Ignoradas e maltratadas durante o parto. Mulheres saem à rua contra a violência obstétrica

Um movimento cívico de mulheres convocou para sábado manifestações em todo o país para contestar o parecer da Ordem dos Médicos que rejeita a existência de violência obstétrica em Portugal. Na página do Instagram, este movimento publicou uma série de relatos de mulheres que se sentiram ignoradas e maltratadas durante o parto.

Há mulheres que falam de partos violentos, de intervenções não consentidas, de comentários desagradáveis e até de "terrorismo psicológico". São dezenas de testemunhos de mulheres que se sentiram abandonadas, ignoradas e maltratadas num momento que devia ser especial. Relatos por uma maior humanização do parto.

Catarina Branco, 24 anos, foi mãe há 18 meses e revela que a experiência de parto deixou marcas. Catarina não tem dúvidas de que foi vítima de violência obstétrica. Durante 18 horas desesperou por alívio e por informação. "Estive desde as 5 da manhã até às 11 da noite quase sem informação, chamava as enfermeiras para me darem a epidural e só me diziam que tinha que aguentar mais tempo, não me explicavam porquê nem tentaram ajudar de outra forma para aliviar a dor", conta.

Já no momento do parto, doeram também as palavras. Catarina Branco recorda um comentário que a afetou em particular: "Faz bem força, mas está a deixar-se levar pela dor."

"Pode parecer nada, mas dá-nos uma sensação de impotência muito grande", afirma. Para esta mãe, num momento de vulnerabilidade é importante mais humanidade e tempo.
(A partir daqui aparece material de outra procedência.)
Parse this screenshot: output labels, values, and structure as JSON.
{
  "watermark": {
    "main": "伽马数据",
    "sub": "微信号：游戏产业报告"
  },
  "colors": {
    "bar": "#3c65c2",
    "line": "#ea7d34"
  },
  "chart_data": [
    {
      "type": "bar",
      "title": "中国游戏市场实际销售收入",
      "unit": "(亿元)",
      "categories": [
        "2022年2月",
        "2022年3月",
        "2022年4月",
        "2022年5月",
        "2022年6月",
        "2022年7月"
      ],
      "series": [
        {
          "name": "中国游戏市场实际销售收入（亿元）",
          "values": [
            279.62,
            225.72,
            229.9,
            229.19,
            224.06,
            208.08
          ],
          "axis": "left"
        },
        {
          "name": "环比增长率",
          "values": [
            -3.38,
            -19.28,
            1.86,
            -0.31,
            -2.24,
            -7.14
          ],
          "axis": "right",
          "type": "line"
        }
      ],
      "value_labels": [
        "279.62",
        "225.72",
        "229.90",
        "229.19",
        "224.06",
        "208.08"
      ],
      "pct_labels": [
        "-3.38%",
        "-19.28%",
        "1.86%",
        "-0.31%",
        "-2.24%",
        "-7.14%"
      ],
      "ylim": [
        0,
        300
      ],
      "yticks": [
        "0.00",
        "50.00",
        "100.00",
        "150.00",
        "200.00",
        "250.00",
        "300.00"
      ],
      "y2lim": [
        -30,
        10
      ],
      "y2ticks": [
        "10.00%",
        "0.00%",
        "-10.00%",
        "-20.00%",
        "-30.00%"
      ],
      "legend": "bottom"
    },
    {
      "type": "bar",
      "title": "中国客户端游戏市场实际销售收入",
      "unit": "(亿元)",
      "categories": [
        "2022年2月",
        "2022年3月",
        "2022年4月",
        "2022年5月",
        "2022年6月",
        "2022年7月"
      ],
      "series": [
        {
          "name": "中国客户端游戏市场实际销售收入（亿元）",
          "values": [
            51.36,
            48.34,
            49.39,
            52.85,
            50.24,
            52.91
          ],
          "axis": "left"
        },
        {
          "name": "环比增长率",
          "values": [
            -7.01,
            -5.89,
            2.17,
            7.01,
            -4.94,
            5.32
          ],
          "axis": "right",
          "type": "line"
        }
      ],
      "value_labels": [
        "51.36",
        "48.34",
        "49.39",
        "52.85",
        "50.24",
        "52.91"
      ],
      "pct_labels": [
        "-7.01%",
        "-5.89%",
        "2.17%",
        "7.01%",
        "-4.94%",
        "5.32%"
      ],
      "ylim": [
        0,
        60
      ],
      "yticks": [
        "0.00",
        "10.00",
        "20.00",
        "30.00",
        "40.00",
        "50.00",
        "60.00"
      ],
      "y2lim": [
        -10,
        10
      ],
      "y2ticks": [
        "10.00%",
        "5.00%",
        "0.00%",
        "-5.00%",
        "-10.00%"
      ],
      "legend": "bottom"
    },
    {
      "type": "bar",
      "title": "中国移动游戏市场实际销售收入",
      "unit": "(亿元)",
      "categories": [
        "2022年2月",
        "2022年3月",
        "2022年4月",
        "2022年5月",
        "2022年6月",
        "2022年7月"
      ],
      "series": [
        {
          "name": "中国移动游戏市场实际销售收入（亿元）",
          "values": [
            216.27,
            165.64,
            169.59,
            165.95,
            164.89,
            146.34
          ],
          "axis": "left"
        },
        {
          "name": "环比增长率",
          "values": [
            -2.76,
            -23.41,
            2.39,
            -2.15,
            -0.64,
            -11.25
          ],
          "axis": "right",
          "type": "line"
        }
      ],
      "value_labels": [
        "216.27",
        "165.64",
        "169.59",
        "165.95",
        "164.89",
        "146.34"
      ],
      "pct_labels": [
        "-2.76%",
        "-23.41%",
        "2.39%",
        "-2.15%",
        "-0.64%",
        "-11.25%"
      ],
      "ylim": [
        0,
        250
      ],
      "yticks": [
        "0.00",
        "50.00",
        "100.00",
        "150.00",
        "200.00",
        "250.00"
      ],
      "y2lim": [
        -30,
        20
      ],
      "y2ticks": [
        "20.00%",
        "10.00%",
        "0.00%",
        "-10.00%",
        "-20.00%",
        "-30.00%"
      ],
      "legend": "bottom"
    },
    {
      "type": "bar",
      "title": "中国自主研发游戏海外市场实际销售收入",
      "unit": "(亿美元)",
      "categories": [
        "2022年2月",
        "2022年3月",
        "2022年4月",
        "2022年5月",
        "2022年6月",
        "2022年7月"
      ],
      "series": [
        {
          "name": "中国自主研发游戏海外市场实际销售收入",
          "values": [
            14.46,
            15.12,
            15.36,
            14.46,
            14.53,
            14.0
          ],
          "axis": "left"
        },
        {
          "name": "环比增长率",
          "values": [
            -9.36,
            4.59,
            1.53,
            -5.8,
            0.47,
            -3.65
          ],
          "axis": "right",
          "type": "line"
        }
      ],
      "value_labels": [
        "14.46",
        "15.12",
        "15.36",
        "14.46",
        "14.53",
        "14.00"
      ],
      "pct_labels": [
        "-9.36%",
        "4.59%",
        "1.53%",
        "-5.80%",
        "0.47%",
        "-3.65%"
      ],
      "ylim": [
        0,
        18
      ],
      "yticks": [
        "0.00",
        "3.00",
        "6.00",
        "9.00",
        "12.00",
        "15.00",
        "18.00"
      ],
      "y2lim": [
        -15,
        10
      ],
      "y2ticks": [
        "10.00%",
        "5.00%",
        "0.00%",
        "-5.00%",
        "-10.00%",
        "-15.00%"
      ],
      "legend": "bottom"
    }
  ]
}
Às palavras sucederam-se as intervenções e, a certa altura, tinha uma médica a fazer-lhe pressão no abdómen.

"Eu pedi várias vezes para ela parar porque estava a magoar-me ainda mais e tive de tirar o braço dela de cima de mim duas vezes e à terceira disse: não volte a fazer isso." Hoje Catarina sabe que se tratava da manobra de Kristeller, uma técnica obstétrica executada durante o parto com o objetivo de facilitar a saída do bebé, mas que tem sido desaconselhada.


A experiência de parto de Catarina foi em tudo diferente daquela que desejava: o companheiro pôde estar presente, mas não deixaram que fosse ele a cortar o cordão umbilical, levaram o bebé à pressa sem que a mãe lhe pudesse pegar e fizeram tudo sem explicações, nem pedir autorização. Sem dúvidas de que os médicos e enfermeiros fazem de tudo para salvar vidas, Catarina só pede que questionem alguns procedimentos. Este sábado vai estar a manifestar-se no Porto.

A Associação Portuguesa pelos Direitos da Mulher na Gravidez e no Parto apoia os protestos. A presidente, Sara do Vale, explica que a violência obstétrica é tudo aquilo que é feito sem o consentimento da mulher, o abuso ou desrespeito físico ou verbal no contexto da assistência à gravidez, ao parto e puerpério e não entende a posição da Ordem dos Médicos, que a 20 de outubro emitiu um parecer no qual rejeita a existência de violência obstétrica em Portugal.

"É muito estranho porque, com a quantidade de reclamações e queixas que chegam à associação, como é possível que a ordem não tenha esse conhecimento?", questiona-se.

Para mudar alguma coisa é preciso admitir que o problema existe, acredita Sara Vale, que conta que a maior parte das mulheres que recorre à associação só quer um pedido de desculpas. Quando as instituições e os profissionais respondem que tudo foi feito de acordo com o protocolo, ou que a mulher não sabe o que está a dizer, elas decidem avançar para tribunal. Foi o caso de Catarina Branco que ainda espera por informações sobre o parto que ocorreu há ano e meio.

A TSF contactou a Ordem dos Médicos, mas até agora não obteve resposta.